歴史修正主義は「絶対的な歴史的事実など存在せず、解釈のみが存在する」という立場をとり、あるイデオロギーにとって都合のよい解釈を擁護する。こうした立場は、相対主義そのものが絶対的なものとなっているという点で自己矛盾を呈している。

 

相対主義はまた、使い方を誤ると思考停止に陥る。相反する選択肢をとることについて「人それぞれでいいと思います」と意思表明することは、多元性に対して寛容であるような態度を示すように見えて、実はなにも考えていないということがしばしばである。
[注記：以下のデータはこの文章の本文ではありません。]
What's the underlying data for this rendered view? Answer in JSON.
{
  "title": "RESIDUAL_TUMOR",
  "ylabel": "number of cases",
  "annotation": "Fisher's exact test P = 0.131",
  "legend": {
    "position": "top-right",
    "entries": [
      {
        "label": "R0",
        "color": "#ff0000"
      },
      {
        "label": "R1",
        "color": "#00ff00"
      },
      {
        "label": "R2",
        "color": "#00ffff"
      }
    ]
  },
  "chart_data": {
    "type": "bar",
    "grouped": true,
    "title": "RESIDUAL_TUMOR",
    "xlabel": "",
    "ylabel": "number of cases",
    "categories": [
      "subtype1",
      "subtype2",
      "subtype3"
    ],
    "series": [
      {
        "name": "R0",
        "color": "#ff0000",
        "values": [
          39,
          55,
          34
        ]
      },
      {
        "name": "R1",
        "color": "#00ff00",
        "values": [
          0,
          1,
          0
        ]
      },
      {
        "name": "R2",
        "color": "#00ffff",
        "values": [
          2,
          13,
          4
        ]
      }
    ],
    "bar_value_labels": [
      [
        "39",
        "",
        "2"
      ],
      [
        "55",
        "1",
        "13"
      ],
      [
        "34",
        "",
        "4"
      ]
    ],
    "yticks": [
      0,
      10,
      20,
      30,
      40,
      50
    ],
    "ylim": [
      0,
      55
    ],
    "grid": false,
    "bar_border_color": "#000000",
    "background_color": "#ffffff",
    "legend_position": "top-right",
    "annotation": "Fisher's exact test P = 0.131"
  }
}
生命倫理セクシュアリティについて議論しようとすると、かなりの頻度で「人それぞれでいいと思います」という旨の発言を聞くように思われる。あるテーマが問題となるのは「人それぞれ」では困ることが出てきたからであって、大して議論していない内から「人それぞれでいい」などと言っては、議論を放棄していると思われても仕方ない。議論を尽くしてもあるひとつの結論に至ることができないということが確認される前から、寛容で良心的な態度を装うことは欺瞞とも言えよう。

 

相対主義がいけない、絶対主義がいけない、という話ではなく、どちらもともに目的化されてはならないという話だろう。「ある解が存在する/しない」と前提することは、検証する前から解についての属性を定めてしまうわけだから、論証が曲げられてしまう可能性をはらんでいる。相対主義/絶対主義というものの見方は、あるテーマを検証するときの手段として用いることが有効なのであろう。